ROME (Reuters) -Raytheon and Lockheed Martin will be the major customers of Avio's planned solid rocket motor plant in the United States, the Italian rocket maker said on Monday.
Raytheon, which is the defence
arm of aerospace giant RTX, and Lockheed Martin will have preferred access to a share of production at the plant, Avio said in separate statements on the two agreements.
Avio has not announced where the plant will be built but has said it will be operational by early 2028.
"This agreement will help establish an additional supplier of solid rocket motors within the U.S.," said Bob Butz, Vice President of Operations, Supply Chain and Quality at Raytheon.

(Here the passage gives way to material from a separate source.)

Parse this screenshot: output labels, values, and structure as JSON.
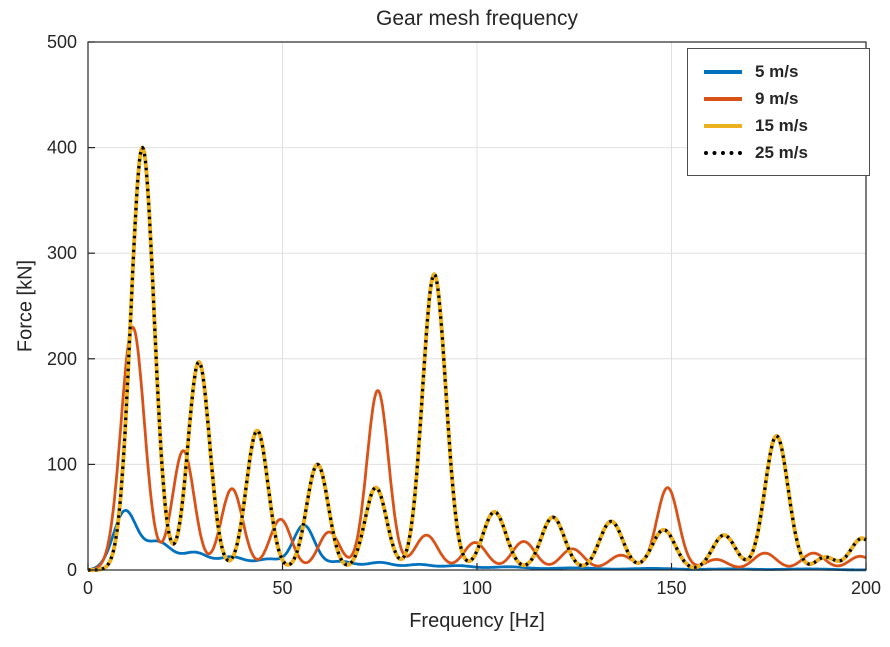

Avio will direct 80% of an ongoing 400 million euro ($466.48 million) capital increase for development of the site, its CEO told Reuters in October.
"The establishment of Avio’s SRM facility will allow us to bring our proven solid propulsion expertise to the United States, contributing to the innovation and development of a critical industrial supply chain," Jim Syring, CEO of Avio USA, said.
The solid rocket motor (SRM) market is growing due to rising military spending globally, particularly for missiles and tactical weapon systems, as countries aim to upgrade their defence capabilities with advanced missile technologies.
The President of Lockheed Martin Missiles and Fire Control Tim Cahill said the collaboration with Avio would allow the group to commit to a "diverse, resilient supply chain for solid rocket motors".
Avio CEO Giulio Ranzo told Reuters that the two deals were "fundamental, and give great solidity" to Avio's U.S. plan.
They come right after Italian state-controlled defence group Leonardo cut its share in Avio to a little more than 19% and said last week that it was not interested in investing further in the group because it is already part of European missile maker MBDA.